Questions: Is it actually a valid use case that I want to use nominal instead of isorecursive mode? And if so, any ideas how nominal mode can be supported in incremental codegen like this as well, without reinventing half of Binaryen? :)

(I guess this didn't come up earlier since, if Binaryen is solely used as an optimizer, this is a non-issue.)

Some ideas:

• When creating a TypeBuilder, allow adding already built types to it if a fresh type is not desired
• Allow reusing the same TypeBuilder forever, not destroying it when types are built
• Integrate type building more closely and have a finalization step at the end (but that's probably much more work)

[kripken]

@tlively can answer this best, but another option that might (not sure) be relevant for such compilers:

• Run two passes, in the first of which you collect type information but emit no code. Then you create the types. Then the second pass emits code and uses the types already built.

[dcodeIO]

The other option is about what led me to consider a separate IR. In complex cases, say when there is inheritance involving generics, where concrete type parameters are only known when code is as-good-as compiled already (i.e. class C<T,U> extends B<T> extends A), one will likely want the full information already, which would then live on the AST, that then becomes not unlike a separate IR. So far, we've avoided that exactly for the reason that generating Binaryen IR is cheap, so it can as well be done right away, with the added benefit that we can have maximum reuse of what Binaryen already provides. There is also the aspect that sometimes, to know what a type parameter is concretely, some amount of precompute will have to be performed. When storing the info on the AST-then-IR, that'd then lead to a separate AST-then-IR interpreter.

[kripken]

I see. Yeah, maybe that does lead to a separate IR. I was hoping perhaps a first pass could just build a "type IR", then between the passes build up a map of expression* => type, then use that map in the second pass. But maybe that "type IR" is fairly complex...

[tlively]

One option similar to the two-pass approach would be to take the most recently generated version of A and backpatch all the previous uses of A to use the new version instead. But that would get expensive if you end up generating a lot of versions of the same type.

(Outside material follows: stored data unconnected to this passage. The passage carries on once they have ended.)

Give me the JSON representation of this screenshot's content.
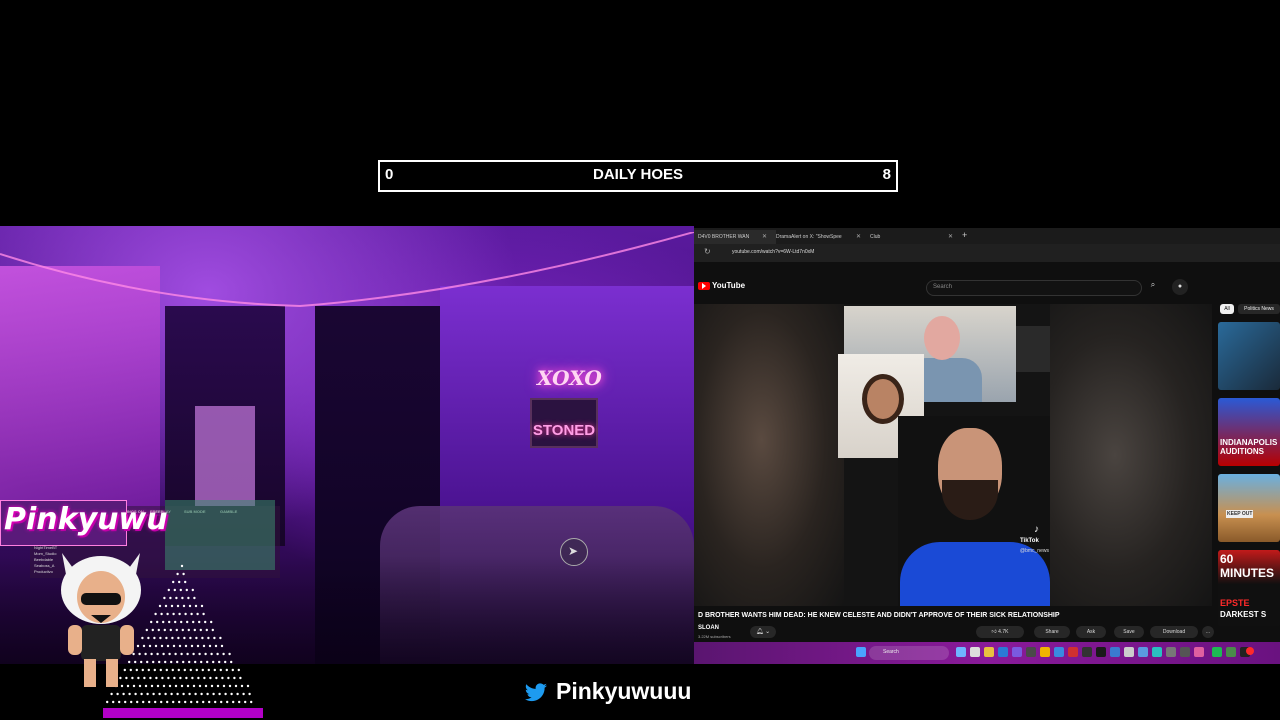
{
  "scorebar": {
    "left_score": "0",
    "title": "DAILY HOES",
    "right_score": "8"
  },
  "stream_overlay": {
    "logo_text": "Pinkyuwu",
    "neon_xoxo": "XOXO",
    "neon_stoned": "STONED",
    "stats_headers": [
      "KINGS ON",
      "FREEPLAY",
      "SUB MODE",
      "GAMBLE"
    ],
    "stats_rows": [
      "Chrxmxsi",
      "NightTimeBT",
      "Mom_Studio",
      "Beebdable",
      "Seaboss_A",
      "Productivo"
    ]
  },
  "browser": {
    "tabs": [
      {
        "label": "D4V0 BROTHER WAN"
      },
      {
        "label": "DramaAlert on X: \"ShowSpee"
      },
      {
        "label": "Club"
      }
    ],
    "new_tab": "+",
    "url": "youtube.com/watch?v=6W-Ltd7n0xM",
    "youtube": {
      "brand": "YouTube",
      "search_placeholder": "Search",
      "video_title": "D BROTHER WANTS HIM DEAD: HE KNEW CELESTE AND DIDN'T APPROVE OF THEIR SICK RELATIONSHIP",
      "channel": "SLOAN",
      "subscribers": "3.22M subscribers",
      "tiktok_label": "TikTok",
      "tiktok_handle": "@bmc_news",
      "actions": {
        "like": "4.7K",
        "share": "Share",
        "ask": "Ask",
        "save": "Save",
        "download": "Download",
        "more": "..."
      },
      "chips": [
        "All",
        "Politics News"
      ],
      "sidebar_thumbs": [
        {
          "text": ""
        },
        {
          "text": "INDIANAPOLIS AUDITIONS"
        },
        {
          "text": "KEEP OUT"
        },
        {
          "text_top": "60 MINUTES",
          "text_a": "EPSTE",
          "text_b": "DARKEST S"
        }
      ]
    },
    "taskbar": {
      "search_label": "Search"
    }
  },
  "footer": {
    "twitter_handle": "Pinkyuwuuu"
  },
  "colors": {
    "accent_pink": "#b300c8",
    "youtube_red": "#ff0000",
    "twitter_blue": "#1d9bf0"
  }
}
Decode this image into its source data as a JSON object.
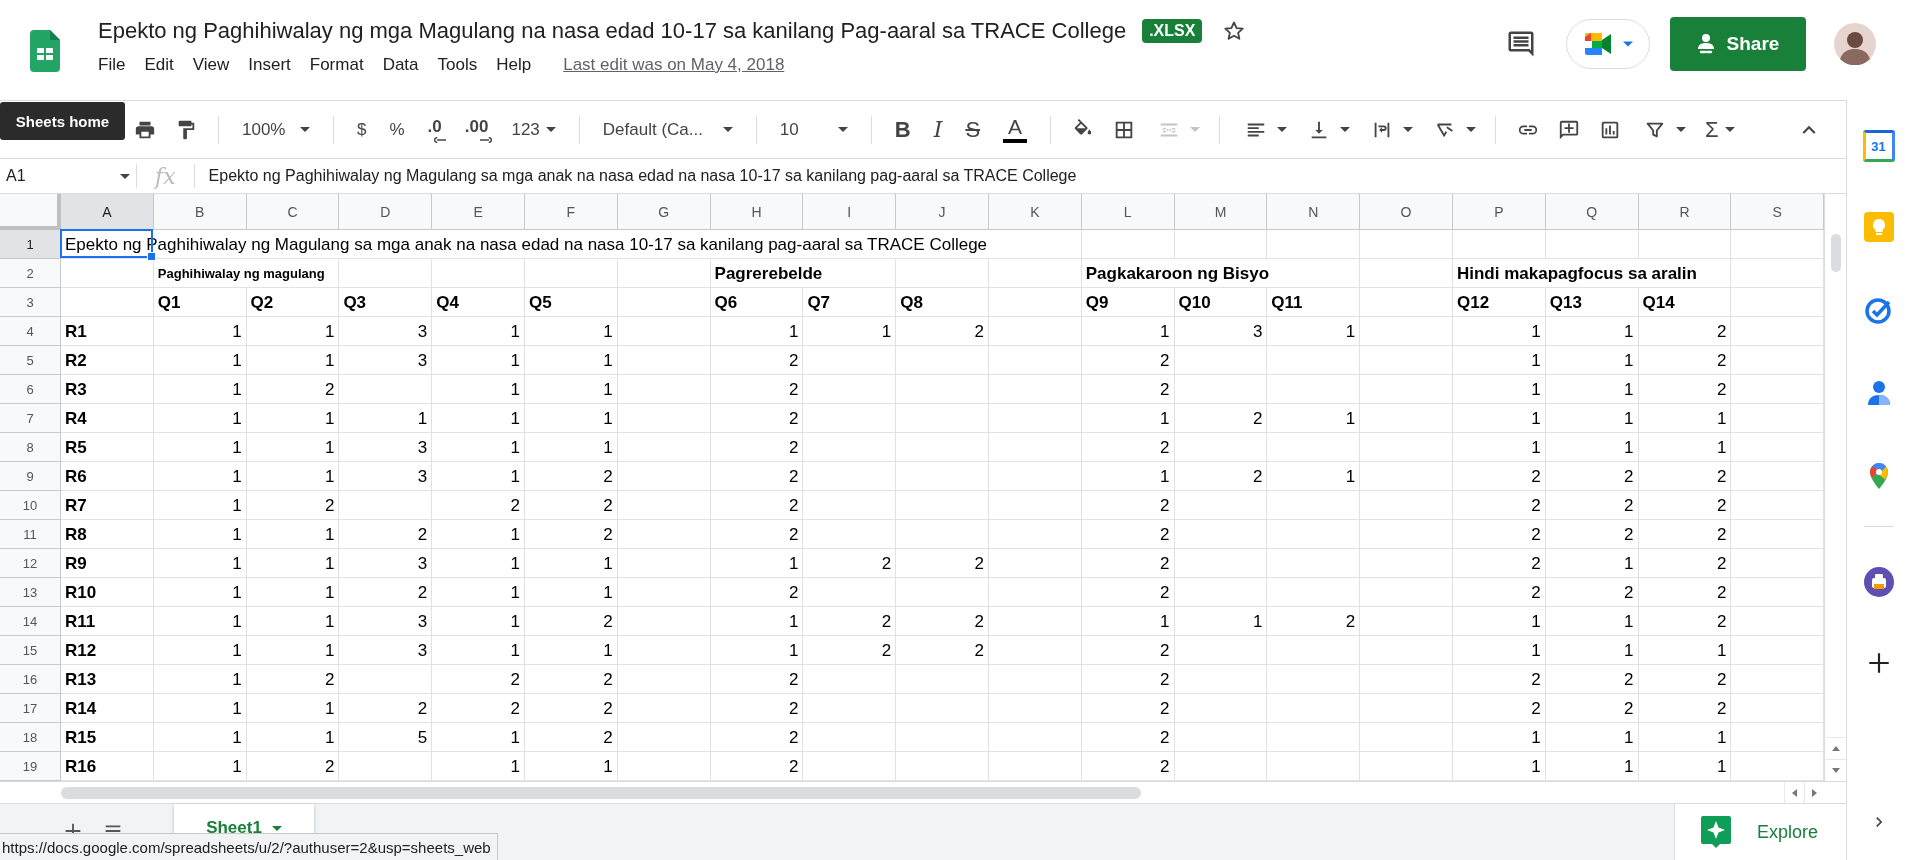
{
  "header": {
    "title": "Epekto ng Paghihiwalay ng mga Magulang na nasa edad 10-17 sa kanilang Pag-aaral sa TRACE College",
    "badge": ".XLSX",
    "starred": false,
    "menu": [
      "File",
      "Edit",
      "View",
      "Insert",
      "Format",
      "Data",
      "Tools",
      "Help"
    ],
    "last_edit": "Last edit was on May 4, 2018",
    "share": "Share"
  },
  "tooltip": "Sheets home",
  "toolbar": {
    "zoom": "100%",
    "currency": "$",
    "percent": "%",
    "decrease_decimal": ".0",
    "increase_decimal": ".00",
    "more_formats": "123",
    "font": "Default (Ca...",
    "font_size": "10",
    "bold": "B",
    "italic": "I",
    "strikethrough": "S",
    "text_color": "A",
    "merge_disabled": true,
    "functions": "Σ"
  },
  "formula_bar": {
    "name_box": "A1",
    "fx": "fx",
    "value": "Epekto ng Paghihiwalay ng Magulang sa mga anak na nasa edad na nasa 10-17 sa kanilang pag-aaral sa TRACE College"
  },
  "grid": {
    "columns": [
      {
        "label": "A",
        "selected": true
      },
      {
        "label": "B",
        "selected": false
      },
      {
        "label": "C",
        "selected": false
      },
      {
        "label": "D",
        "selected": false
      },
      {
        "label": "E",
        "selected": false
      },
      {
        "label": "F",
        "selected": false
      },
      {
        "label": "G",
        "selected": false
      },
      {
        "label": "H",
        "selected": false
      },
      {
        "label": "I",
        "selected": false
      },
      {
        "label": "J",
        "selected": false
      },
      {
        "label": "K",
        "selected": false
      },
      {
        "label": "L",
        "selected": false
      },
      {
        "label": "M",
        "selected": false
      },
      {
        "label": "N",
        "selected": false
      },
      {
        "label": "O",
        "selected": false
      },
      {
        "label": "P",
        "selected": false
      },
      {
        "label": "Q",
        "selected": false
      },
      {
        "label": "R",
        "selected": false
      },
      {
        "label": "S",
        "selected": false
      }
    ],
    "rows": [
      {
        "number": "1",
        "selected": true,
        "kind": "title",
        "cells": [
          {
            "text": "Epekto ng Paghihiwalay ng Magulang sa mga anak na nasa edad na nasa 10-17 sa kanilang pag-aaral sa TRACE College",
            "selected": true
          },
          null,
          null,
          null,
          null,
          null,
          null,
          null,
          null,
          null,
          null,
          null,
          null,
          null,
          null,
          null,
          null,
          null,
          null
        ]
      },
      {
        "number": "2",
        "selected": false,
        "kind": "section",
        "cells": [
          null,
          {
            "text": "Paghihiwalay ng magulang",
            "small": true
          },
          null,
          null,
          null,
          null,
          null,
          {
            "text": "Pagrerebelde",
            "small": false
          },
          null,
          null,
          null,
          {
            "text": "Pagkakaroon ng Bisyo",
            "small": false
          },
          null,
          null,
          null,
          {
            "text": "Hindi makapagfocus sa aralin",
            "small": false
          },
          null,
          null,
          null
        ]
      },
      {
        "number": "3",
        "selected": false,
        "kind": "header",
        "cells": [
          null,
          "Q1",
          "Q2",
          "Q3",
          "Q4",
          "Q5",
          null,
          "Q6",
          "Q7",
          "Q8",
          null,
          "Q9",
          "Q10",
          "Q11",
          null,
          "Q12",
          "Q13",
          "Q14",
          null
        ]
      },
      {
        "number": "4",
        "selected": false,
        "kind": "data",
        "cells": [
          "R1",
          "1",
          "1",
          "3",
          "1",
          "1",
          null,
          "1",
          "1",
          "2",
          null,
          "1",
          "3",
          "1",
          null,
          "1",
          "1",
          "2",
          null
        ]
      },
      {
        "number": "5",
        "selected": false,
        "kind": "data",
        "cells": [
          "R2",
          "1",
          "1",
          "3",
          "1",
          "1",
          null,
          "2",
          null,
          null,
          null,
          "2",
          null,
          null,
          null,
          "1",
          "1",
          "2",
          null
        ]
      },
      {
        "number": "6",
        "selected": false,
        "kind": "data",
        "cells": [
          "R3",
          "1",
          "2",
          null,
          "1",
          "1",
          null,
          "2",
          null,
          null,
          null,
          "2",
          null,
          null,
          null,
          "1",
          "1",
          "2",
          null
        ]
      },
      {
        "number": "7",
        "selected": false,
        "kind": "data",
        "cells": [
          "R4",
          "1",
          "1",
          "1",
          "1",
          "1",
          null,
          "2",
          null,
          null,
          null,
          "1",
          "2",
          "1",
          null,
          "1",
          "1",
          "1",
          null
        ]
      },
      {
        "number": "8",
        "selected": false,
        "kind": "data",
        "cells": [
          "R5",
          "1",
          "1",
          "3",
          "1",
          "1",
          null,
          "2",
          null,
          null,
          null,
          "2",
          null,
          null,
          null,
          "1",
          "1",
          "1",
          null
        ]
      },
      {
        "number": "9",
        "selected": false,
        "kind": "data",
        "cells": [
          "R6",
          "1",
          "1",
          "3",
          "1",
          "2",
          null,
          "2",
          null,
          null,
          null,
          "1",
          "2",
          "1",
          null,
          "2",
          "2",
          "2",
          null
        ]
      },
      {
        "number": "10",
        "selected": false,
        "kind": "data",
        "cells": [
          "R7",
          "1",
          "2",
          null,
          "2",
          "2",
          null,
          "2",
          null,
          null,
          null,
          "2",
          null,
          null,
          null,
          "2",
          "2",
          "2",
          null
        ]
      },
      {
        "number": "11",
        "selected": false,
        "kind": "data",
        "cells": [
          "R8",
          "1",
          "1",
          "2",
          "1",
          "2",
          null,
          "2",
          null,
          null,
          null,
          "2",
          null,
          null,
          null,
          "2",
          "2",
          "2",
          null
        ]
      },
      {
        "number": "12",
        "selected": false,
        "kind": "data",
        "cells": [
          "R9",
          "1",
          "1",
          "3",
          "1",
          "1",
          null,
          "1",
          "2",
          "2",
          null,
          "2",
          null,
          null,
          null,
          "2",
          "1",
          "2",
          null
        ]
      },
      {
        "number": "13",
        "selected": false,
        "kind": "data",
        "cells": [
          "R10",
          "1",
          "1",
          "2",
          "1",
          "1",
          null,
          "2",
          null,
          null,
          null,
          "2",
          null,
          null,
          null,
          "2",
          "2",
          "2",
          null
        ]
      },
      {
        "number": "14",
        "selected": false,
        "kind": "data",
        "cells": [
          "R11",
          "1",
          "1",
          "3",
          "1",
          "2",
          null,
          "1",
          "2",
          "2",
          null,
          "1",
          "1",
          "2",
          null,
          "1",
          "1",
          "2",
          null
        ]
      },
      {
        "number": "15",
        "selected": false,
        "kind": "data",
        "cells": [
          "R12",
          "1",
          "1",
          "3",
          "1",
          "1",
          null,
          "1",
          "2",
          "2",
          null,
          "2",
          null,
          null,
          null,
          "1",
          "1",
          "1",
          null
        ]
      },
      {
        "number": "16",
        "selected": false,
        "kind": "data",
        "cells": [
          "R13",
          "1",
          "2",
          null,
          "2",
          "2",
          null,
          "2",
          null,
          null,
          null,
          "2",
          null,
          null,
          null,
          "2",
          "2",
          "2",
          null
        ]
      },
      {
        "number": "17",
        "selected": false,
        "kind": "data",
        "cells": [
          "R14",
          "1",
          "1",
          "2",
          "2",
          "2",
          null,
          "2",
          null,
          null,
          null,
          "2",
          null,
          null,
          null,
          "2",
          "2",
          "2",
          null
        ]
      },
      {
        "number": "18",
        "selected": false,
        "kind": "data",
        "cells": [
          "R15",
          "1",
          "1",
          "5",
          "1",
          "2",
          null,
          "2",
          null,
          null,
          null,
          "2",
          null,
          null,
          null,
          "1",
          "1",
          "1",
          null
        ]
      },
      {
        "number": "19",
        "selected": false,
        "kind": "data",
        "cells": [
          "R16",
          "1",
          "2",
          null,
          "1",
          "1",
          null,
          "2",
          null,
          null,
          null,
          "2",
          null,
          null,
          null,
          "1",
          "1",
          "1",
          null
        ]
      }
    ]
  },
  "side_panel": {
    "calendar_day": "31"
  },
  "sheet_tabs": [
    {
      "label": "Sheet1",
      "selected": true
    }
  ],
  "explore": "Explore",
  "status_url": "https://docs.google.com/spreadsheets/u/2/?authuser=2&usp=sheets_web"
}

Another option is to give the type builder the ability to set arbitrary already-created types as the supertype, not just other newly-created types. This should "just work" for both nominal and isorecursive modes. @dcodeIO, would you be interested in making a PR that replaces TypeBuilder::setSubType(size_t i, size_t j) to TypeBuilder::setSubType(size_t i, HeapType super)?

[dcodeIO]

Another option is to give the type builder the ability to set arbitrary already-created types as the supertype, not just other newly-created types. This should "just work" for both nominal and isorecursive modes. @dcodeIO, would you be interested in making a PR that replaces TypeBuilder::setSubType(size_t i, size_t j) to TypeBuilder::setSubType(size_t i, HeapType super)?

This sounds like about what I need, but would ultimately also include using existing types as field types of structs, element types of arrays, if I'm not missing something. Would, perhaps, an API that allows setting / using existing types as part of a type builder, be possible, and does it seem like that would cover all the cases to you as well?

Edit: Oh, I see that TypeBuilderSetStructType etc. already take BinaryenTypes, so your suggestion might already be sufficient, if these BinaryenTypes can be existing types.

[tlively]

Yeah, TypeBuilder already allows existing types to be used as fields in the new types. Only supertypes are special in that they have to be other temporary types right now, but there's no real reason for that restriction.